13958.fb2
Поутру.
Над Курою шалою
Он стоял,
Руки к стягу алому
Простирал:
- Ты дало селению
Хлеб и свет,
Здравствуй, знамя Ленина,
Тыщи лет!
...Стал моими думами
Алый стяг!
Но отец судьбу мою
Порешил не так.
БЛЕСК
Теперь отец ходил угрюм и замкнут.
И в доме солнце ставнями душил.
Казалось он был выслежен и загнан
В глухую клетку собственной души.
"Где власть моя?

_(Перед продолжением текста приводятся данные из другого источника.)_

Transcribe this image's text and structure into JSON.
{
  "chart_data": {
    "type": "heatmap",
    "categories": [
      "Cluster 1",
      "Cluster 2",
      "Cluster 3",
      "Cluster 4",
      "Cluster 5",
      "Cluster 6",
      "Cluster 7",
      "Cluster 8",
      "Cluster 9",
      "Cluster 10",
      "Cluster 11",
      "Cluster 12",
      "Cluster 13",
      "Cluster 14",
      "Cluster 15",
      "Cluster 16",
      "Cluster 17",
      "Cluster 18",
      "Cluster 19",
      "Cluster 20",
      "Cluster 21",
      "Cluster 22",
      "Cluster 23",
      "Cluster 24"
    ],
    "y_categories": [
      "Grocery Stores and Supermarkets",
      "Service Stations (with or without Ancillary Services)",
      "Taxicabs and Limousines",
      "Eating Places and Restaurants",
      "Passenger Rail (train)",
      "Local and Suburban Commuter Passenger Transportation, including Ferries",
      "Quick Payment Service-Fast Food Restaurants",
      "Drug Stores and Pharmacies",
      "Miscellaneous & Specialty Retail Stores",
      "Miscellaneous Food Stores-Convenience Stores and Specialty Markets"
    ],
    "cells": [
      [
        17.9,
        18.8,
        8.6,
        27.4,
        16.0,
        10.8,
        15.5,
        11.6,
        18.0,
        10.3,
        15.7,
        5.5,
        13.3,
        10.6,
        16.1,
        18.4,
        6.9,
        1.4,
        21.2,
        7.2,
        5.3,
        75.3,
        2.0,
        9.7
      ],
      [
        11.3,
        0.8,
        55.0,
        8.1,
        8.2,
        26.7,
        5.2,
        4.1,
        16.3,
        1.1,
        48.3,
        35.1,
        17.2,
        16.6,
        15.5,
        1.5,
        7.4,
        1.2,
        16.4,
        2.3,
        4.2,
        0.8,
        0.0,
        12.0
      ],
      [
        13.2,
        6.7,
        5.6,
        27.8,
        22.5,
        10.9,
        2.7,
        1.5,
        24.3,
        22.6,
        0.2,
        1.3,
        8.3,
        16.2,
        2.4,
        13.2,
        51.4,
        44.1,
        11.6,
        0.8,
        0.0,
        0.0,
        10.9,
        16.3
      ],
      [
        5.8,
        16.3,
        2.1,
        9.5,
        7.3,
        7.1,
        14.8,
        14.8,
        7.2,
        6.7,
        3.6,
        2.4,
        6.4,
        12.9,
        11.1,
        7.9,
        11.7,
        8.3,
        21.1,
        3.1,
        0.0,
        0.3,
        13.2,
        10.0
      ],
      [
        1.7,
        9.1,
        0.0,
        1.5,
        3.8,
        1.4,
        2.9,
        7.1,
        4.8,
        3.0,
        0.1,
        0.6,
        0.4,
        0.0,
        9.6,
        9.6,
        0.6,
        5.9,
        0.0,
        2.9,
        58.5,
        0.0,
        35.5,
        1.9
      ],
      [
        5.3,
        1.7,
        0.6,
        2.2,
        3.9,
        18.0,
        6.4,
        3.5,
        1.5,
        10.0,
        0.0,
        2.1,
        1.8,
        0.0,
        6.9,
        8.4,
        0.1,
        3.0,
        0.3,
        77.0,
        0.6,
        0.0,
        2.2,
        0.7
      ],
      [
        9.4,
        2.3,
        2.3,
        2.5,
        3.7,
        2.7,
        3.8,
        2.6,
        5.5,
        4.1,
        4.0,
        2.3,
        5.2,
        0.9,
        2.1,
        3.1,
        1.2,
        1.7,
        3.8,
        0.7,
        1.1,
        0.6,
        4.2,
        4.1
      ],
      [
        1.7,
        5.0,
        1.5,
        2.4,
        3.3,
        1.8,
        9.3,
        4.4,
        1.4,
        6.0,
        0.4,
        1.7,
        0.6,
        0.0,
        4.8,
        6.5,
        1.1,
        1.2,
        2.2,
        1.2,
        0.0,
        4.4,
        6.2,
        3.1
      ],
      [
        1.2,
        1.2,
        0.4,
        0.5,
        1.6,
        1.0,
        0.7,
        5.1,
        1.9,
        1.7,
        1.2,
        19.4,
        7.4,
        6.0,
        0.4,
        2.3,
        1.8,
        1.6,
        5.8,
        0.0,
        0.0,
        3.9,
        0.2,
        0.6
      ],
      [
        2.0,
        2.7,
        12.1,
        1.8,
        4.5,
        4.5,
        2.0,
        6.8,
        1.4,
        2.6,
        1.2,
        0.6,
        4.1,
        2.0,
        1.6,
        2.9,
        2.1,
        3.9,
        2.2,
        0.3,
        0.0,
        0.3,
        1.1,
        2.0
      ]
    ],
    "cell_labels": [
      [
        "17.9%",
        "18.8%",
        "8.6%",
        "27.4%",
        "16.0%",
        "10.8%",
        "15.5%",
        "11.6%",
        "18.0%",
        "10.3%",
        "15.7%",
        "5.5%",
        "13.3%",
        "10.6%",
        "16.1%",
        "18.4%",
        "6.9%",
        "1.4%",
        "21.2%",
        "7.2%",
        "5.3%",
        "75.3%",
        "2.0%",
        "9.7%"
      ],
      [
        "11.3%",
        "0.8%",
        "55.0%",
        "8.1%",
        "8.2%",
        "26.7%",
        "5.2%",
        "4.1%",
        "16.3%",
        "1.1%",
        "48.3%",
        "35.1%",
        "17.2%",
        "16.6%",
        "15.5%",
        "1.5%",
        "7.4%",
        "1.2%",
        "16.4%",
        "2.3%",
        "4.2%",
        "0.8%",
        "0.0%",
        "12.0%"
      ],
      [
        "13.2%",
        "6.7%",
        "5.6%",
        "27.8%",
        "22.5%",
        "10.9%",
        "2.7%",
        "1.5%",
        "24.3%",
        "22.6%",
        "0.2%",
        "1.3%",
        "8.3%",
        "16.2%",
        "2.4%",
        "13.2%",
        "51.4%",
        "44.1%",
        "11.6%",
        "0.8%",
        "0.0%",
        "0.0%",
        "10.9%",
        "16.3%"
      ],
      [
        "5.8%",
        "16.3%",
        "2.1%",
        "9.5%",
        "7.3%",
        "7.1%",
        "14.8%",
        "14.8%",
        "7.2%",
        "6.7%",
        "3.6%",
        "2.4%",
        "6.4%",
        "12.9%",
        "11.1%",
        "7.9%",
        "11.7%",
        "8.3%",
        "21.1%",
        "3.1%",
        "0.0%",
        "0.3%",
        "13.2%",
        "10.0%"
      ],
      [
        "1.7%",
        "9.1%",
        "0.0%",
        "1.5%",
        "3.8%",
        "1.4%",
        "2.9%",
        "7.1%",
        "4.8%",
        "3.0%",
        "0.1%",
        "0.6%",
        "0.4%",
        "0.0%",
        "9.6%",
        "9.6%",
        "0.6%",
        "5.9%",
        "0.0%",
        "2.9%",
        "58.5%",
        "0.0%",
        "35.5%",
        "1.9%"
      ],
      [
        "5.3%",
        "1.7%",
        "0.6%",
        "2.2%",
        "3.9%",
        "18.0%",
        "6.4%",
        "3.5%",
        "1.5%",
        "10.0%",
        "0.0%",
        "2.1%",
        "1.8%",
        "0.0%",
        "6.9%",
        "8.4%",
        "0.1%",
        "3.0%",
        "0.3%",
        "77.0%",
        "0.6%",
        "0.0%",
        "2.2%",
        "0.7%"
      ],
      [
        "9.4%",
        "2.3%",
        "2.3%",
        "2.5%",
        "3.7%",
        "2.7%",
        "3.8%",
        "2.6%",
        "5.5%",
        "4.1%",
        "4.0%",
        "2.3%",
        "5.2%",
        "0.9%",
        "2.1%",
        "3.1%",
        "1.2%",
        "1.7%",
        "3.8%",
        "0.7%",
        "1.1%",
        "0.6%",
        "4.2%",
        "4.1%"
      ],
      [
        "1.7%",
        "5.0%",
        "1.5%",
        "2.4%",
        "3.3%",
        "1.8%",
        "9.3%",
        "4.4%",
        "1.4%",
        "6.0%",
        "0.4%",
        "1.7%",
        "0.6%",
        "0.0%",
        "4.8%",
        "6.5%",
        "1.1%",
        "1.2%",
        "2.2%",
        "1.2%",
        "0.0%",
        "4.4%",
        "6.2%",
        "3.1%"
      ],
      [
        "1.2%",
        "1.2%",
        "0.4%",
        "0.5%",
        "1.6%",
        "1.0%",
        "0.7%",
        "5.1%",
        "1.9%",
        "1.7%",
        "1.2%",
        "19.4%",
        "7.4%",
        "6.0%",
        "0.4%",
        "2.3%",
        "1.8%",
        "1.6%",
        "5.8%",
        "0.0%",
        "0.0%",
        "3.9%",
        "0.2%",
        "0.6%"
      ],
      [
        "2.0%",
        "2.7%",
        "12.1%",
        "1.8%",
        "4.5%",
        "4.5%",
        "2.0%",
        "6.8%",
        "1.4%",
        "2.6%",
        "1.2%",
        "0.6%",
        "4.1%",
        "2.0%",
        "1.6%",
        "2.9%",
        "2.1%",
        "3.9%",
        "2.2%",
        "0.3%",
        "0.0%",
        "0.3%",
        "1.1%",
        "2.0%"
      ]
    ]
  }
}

И не бывало словно!
Вчера Гасан дрожал передо мной,
Наперекор не смел сказать и слова.
Сегодня - нас обходит стороной!"
...Отец с киркой
Чего бы это ради?
От страшных мыслей содрогался я,
А он работал, на меня не глядя
И ни о чем со мной не говоря.
Воя комната наполнилась известкой
И затхлой пылью рухнувших времен.
Отец дышал прерывисто и жестко.
Да неужели помешался он?
Но, наконец, все стало тихо дома,
И, как из клетки собственной души,
Из черного глубокого пролома
Он осторожно вытащил кувшин
И заглянул в него ожившим глазом,
Как будто снова побывал в былом.
И наклонил тихонько над паласом
И на паласе вырос желтый холм.
О золото, как кровожадно губит
Иных людей пронзительный твой блеск!
У моего отца дрожали губы,
Как будто их за нитку дернул бес.
Отец вдруг застонал и повалился,
Обмякшим телом в золото уйдя.
Колючий блеск меж пальцев заструился.
И всхлипывал мужчина, как дитя:
- Кому, сынок,
Кому пойдет все это?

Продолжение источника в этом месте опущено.